Saturday, August 1, 2020

Happy New Year! Happy 5502 MHs

A newly developed dating system helps put to put historical events into better context to each other. It's the first, as far as I can tell, fully unified year numbering system, and dates back to when the Sumerians, already nearly a thousand years old by the time, modified their bookkeeping system into a functioning language, the first such instance of human civilization doing so.

It was also at this time that arithmetic was developed. Both writing and math developed as a means to help keep track of the resources needed to keep cities of 80k+ alive and thriving.

Using this as the proverbial year 1 puts us in the year 5502 right now. Today actually marks 1/1/5502. This may help with calculating your birthday, as 8/1/2020 is a starting point, if you were born in a month before August, your birth year will be calculated differently than if after.

So, when math meets writing, and they're both being developed at the same time, it seems like a reasonable time to start the clock ticking on "recorded" history. The natural metaphor for math/writing would be a calendar, and being set that far back puts everything into a specific perspective.
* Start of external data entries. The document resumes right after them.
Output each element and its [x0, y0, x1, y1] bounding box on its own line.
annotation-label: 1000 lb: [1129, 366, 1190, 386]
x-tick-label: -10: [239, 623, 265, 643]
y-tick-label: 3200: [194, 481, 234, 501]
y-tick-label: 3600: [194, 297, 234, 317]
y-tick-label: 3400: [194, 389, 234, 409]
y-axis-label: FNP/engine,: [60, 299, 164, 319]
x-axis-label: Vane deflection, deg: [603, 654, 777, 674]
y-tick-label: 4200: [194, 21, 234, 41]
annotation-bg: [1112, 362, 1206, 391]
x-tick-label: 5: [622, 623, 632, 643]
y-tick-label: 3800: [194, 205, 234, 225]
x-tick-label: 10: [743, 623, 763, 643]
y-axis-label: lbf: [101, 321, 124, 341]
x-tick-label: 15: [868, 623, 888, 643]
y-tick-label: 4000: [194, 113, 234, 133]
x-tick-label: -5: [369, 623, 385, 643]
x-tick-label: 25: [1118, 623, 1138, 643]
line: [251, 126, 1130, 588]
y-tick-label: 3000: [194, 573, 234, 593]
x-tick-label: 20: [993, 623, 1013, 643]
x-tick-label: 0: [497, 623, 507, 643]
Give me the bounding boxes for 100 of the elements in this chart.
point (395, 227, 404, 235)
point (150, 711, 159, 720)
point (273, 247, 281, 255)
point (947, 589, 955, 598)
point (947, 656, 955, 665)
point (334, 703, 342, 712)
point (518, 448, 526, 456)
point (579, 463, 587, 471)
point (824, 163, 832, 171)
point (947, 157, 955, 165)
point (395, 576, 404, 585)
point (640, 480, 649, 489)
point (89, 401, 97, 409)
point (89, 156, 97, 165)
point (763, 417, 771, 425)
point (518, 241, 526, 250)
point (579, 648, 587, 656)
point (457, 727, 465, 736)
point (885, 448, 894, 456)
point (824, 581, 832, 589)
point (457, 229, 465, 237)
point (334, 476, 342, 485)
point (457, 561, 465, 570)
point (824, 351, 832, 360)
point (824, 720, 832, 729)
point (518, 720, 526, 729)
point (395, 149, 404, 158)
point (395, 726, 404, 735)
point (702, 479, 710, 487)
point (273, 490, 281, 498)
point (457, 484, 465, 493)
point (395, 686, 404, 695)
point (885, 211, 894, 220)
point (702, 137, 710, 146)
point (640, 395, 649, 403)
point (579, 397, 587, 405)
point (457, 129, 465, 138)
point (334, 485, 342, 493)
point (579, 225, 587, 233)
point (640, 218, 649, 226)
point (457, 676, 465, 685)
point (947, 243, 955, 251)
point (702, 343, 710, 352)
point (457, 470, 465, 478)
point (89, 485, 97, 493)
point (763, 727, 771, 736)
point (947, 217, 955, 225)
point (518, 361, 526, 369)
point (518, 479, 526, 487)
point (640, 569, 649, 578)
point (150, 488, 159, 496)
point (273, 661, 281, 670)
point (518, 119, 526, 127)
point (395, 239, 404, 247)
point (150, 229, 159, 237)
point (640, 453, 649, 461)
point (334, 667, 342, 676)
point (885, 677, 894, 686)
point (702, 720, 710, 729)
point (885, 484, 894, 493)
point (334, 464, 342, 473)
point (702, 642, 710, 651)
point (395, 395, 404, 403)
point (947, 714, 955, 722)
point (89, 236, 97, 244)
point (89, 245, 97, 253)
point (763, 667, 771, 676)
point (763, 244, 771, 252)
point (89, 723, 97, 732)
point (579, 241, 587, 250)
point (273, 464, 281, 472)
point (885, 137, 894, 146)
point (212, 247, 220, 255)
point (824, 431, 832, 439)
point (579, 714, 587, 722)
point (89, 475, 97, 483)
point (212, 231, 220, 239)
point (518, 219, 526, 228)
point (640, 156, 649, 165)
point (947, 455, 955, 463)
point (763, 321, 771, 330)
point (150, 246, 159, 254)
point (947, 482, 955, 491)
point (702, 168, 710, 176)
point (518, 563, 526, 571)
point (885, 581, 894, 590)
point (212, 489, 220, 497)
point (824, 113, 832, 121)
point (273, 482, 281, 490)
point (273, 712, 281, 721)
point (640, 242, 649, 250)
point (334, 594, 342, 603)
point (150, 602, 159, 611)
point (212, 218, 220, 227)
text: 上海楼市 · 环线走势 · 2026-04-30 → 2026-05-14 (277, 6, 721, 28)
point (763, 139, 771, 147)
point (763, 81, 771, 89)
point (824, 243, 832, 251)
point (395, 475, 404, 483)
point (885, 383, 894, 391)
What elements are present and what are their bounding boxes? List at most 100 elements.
This is where the name comes from: MHs stands for "Modern Homo sapiens."

Not modern as in anatomically modern, but modern as in "we're now recording abstract thought in two separate ways---through a writing system and through math."
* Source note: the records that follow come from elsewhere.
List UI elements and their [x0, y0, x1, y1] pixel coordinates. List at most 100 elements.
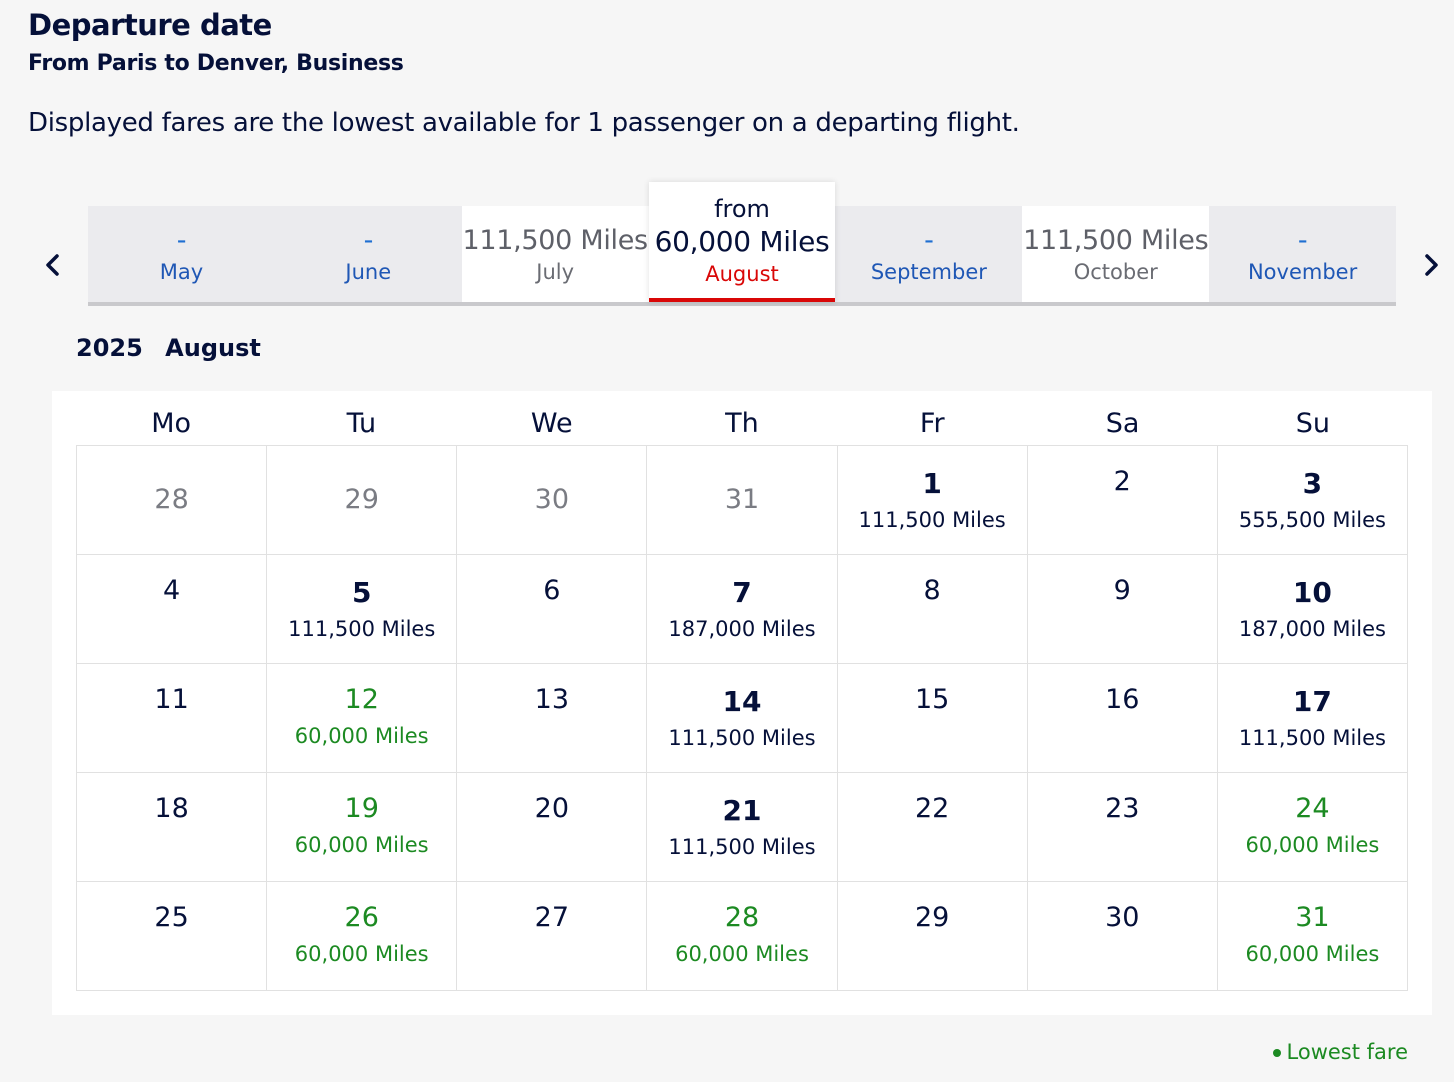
weekday-label: Th — [725, 408, 759, 439]
day-fare: 60,000 Miles — [675, 942, 809, 966]
green-dot-icon — [1272, 1049, 1281, 1057]
day-fare: 111,500 Miles — [858, 508, 1006, 532]
calendar-day-cell: 27 — [457, 882, 648, 991]
month-price: - — [924, 224, 934, 256]
day-fare: 187,000 Miles — [1238, 617, 1386, 641]
day-fare: 60,000 Miles — [1245, 942, 1380, 966]
day-number: 12 — [344, 684, 379, 715]
month-from-label: from — [714, 194, 770, 223]
calendar-day-cell[interactable]: 10 187,000 Miles — [1217, 555, 1408, 664]
calendar-day-cell: 25 — [77, 882, 268, 991]
day-number: 29 — [914, 902, 950, 933]
previous-month-button[interactable] — [38, 250, 68, 280]
calendar-day-cell: 15 — [837, 664, 1028, 773]
day-number: 28 — [724, 902, 760, 933]
day-fare: 111,500 Miles — [288, 617, 436, 641]
calendar-day-cell: 11 — [77, 664, 268, 773]
calendar-day-cell[interactable]: 5 111,500 Miles — [267, 555, 458, 664]
month-price: - — [176, 224, 187, 256]
weekday-label: Tu — [346, 408, 377, 439]
calendar-day-cell[interactable]: 1 111,500 Miles — [837, 446, 1028, 555]
calendar-day-cell: 16 — [1027, 664, 1218, 773]
day-number: 2 — [1113, 466, 1131, 497]
month-name: August — [705, 261, 779, 286]
day-number: 26 — [344, 902, 379, 933]
month-name: October — [1073, 259, 1158, 284]
page-title: Departure date — [28, 8, 272, 42]
calendar-day-cell: 29 — [837, 882, 1028, 991]
day-fare: 111,500 Miles — [1238, 726, 1386, 750]
calendar-day-cell[interactable]: 24 60,000 Miles — [1217, 773, 1408, 882]
month-price: - — [1297, 224, 1308, 256]
calendar-day-cell[interactable]: 7 187,000 Miles — [647, 555, 838, 664]
next-month-button[interactable] — [1416, 250, 1446, 280]
weekday-label: Sa — [1105, 408, 1140, 439]
legend-label: Lowest fare — [1286, 1040, 1408, 1064]
calendar-day-cell: 30 — [1027, 882, 1218, 991]
weekday-header: Mo Tu We Th Fr Sa Su — [76, 391, 1408, 445]
day-number: 5 — [351, 576, 372, 609]
month-tab-september[interactable]: - September — [835, 206, 1022, 302]
day-number: 28 — [154, 484, 189, 515]
day-number: 22 — [914, 793, 950, 824]
calendar-day-cell[interactable]: 12 60,000 Miles — [267, 664, 458, 773]
calendar-day-cell[interactable]: 17 111,500 Miles — [1217, 664, 1408, 773]
calendar-day-cell[interactable]: 14 111,500 Miles — [647, 664, 838, 773]
day-number: 10 — [1292, 576, 1332, 609]
day-number: 19 — [344, 793, 379, 824]
month-tab-june[interactable]: - June — [275, 206, 462, 302]
day-number: 23 — [1105, 793, 1140, 824]
calendar-day-cell[interactable]: 26 60,000 Miles — [267, 882, 458, 991]
day-number: 27 — [534, 902, 570, 933]
day-number: 24 — [1295, 793, 1330, 824]
month-tab-july[interactable]: 111,500 Miles July — [461, 206, 649, 302]
day-number: 31 — [1295, 902, 1330, 933]
day-number: 1 — [922, 467, 942, 500]
month-price: 60,000 Miles — [654, 224, 830, 258]
day-number: 20 — [534, 793, 570, 824]
day-fare: 111,500 Miles — [668, 835, 816, 859]
month-price: 111,500 Miles — [1023, 224, 1209, 256]
calendar-day-cell: 6 — [457, 555, 648, 664]
weekday-label: Fr — [919, 408, 945, 439]
day-number: 29 — [344, 484, 379, 515]
calendar-day-cell: 20 — [457, 773, 648, 882]
month-price: 111,500 Miles — [462, 224, 648, 256]
calendar-day-cell[interactable]: 28 60,000 Miles — [647, 882, 838, 991]
day-number: 18 — [154, 793, 189, 824]
day-number: 16 — [1105, 684, 1140, 715]
calendar-day-cell[interactable]: 3 555,500 Miles — [1217, 446, 1408, 555]
month-name: July — [536, 259, 575, 284]
calendar-day-cell: 9 — [1027, 555, 1218, 664]
day-fare: 111,500 Miles — [668, 726, 816, 750]
day-fare: 60,000 Miles — [294, 942, 429, 966]
day-number: 8 — [923, 575, 941, 606]
day-number: 21 — [722, 794, 762, 827]
calendar-day-cell[interactable]: 19 60,000 Miles — [267, 773, 458, 882]
calendar-day-cell[interactable]: 21 111,500 Miles — [647, 773, 838, 882]
month-tab-may[interactable]: - May — [88, 206, 275, 302]
day-fare: 60,000 Miles — [294, 724, 429, 748]
day-number: 13 — [534, 684, 570, 715]
month-name: September — [870, 259, 987, 284]
calendar-day-cell: 30 — [457, 446, 648, 555]
calendar-day-cell: 4 — [77, 555, 268, 664]
calendar-day-cell[interactable]: 31 60,000 Miles — [1217, 882, 1408, 991]
calendar-day-cell: 28 — [77, 446, 268, 555]
calendar-heading: 2025 August — [76, 334, 261, 362]
weekday-label: Mo — [151, 408, 192, 439]
calendar-day-cell: 8 — [837, 555, 1028, 664]
day-number: 7 — [732, 576, 752, 609]
calendar-day-cell: 2 — [1027, 446, 1218, 555]
month-tab-august[interactable]: from 60,000 Miles August — [648, 182, 836, 302]
day-number: 11 — [154, 684, 189, 715]
chevron-right-icon — [1425, 254, 1438, 276]
day-fare: 60,000 Miles — [294, 833, 429, 857]
route-subtitle: From Paris to Denver, Business — [28, 51, 404, 76]
weekday-label: Su — [1295, 408, 1330, 439]
month-price: - — [363, 224, 374, 256]
day-number: 25 — [154, 902, 189, 933]
calendar-month: August — [165, 334, 261, 362]
month-tab-october[interactable]: 111,500 Miles October — [1022, 206, 1210, 302]
month-tab-november[interactable]: - November — [1209, 206, 1396, 302]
Look at these interesting years in MHs notation:
  • Year 1: Writing and math developed and harnessed
  • Year 1382: the Epic of Gilgamesh is written in Akkadian
  • 2302: the Bronze Age Collapse
  • 2729: Founding of Rome
  • 2919: Siddhartha born
  • 3261: Unification of the Warring States in China; founding of Qin Dynasty
  • 3438: Caesar assassinated
  • 4643: Genghis Khan born
  • 4697: Magna Karta signed
  • 4935: Fall of Constantinople and the Eastern Roman Empire
  • 5257: 4th of July, "1776"
  • 5450: Humans land on Moon for first time
  • 5490: Obama elected president
Is it me, or does it seem astounding how much we've been able to accomplish is what amounts to a geologic blip, 5500 years?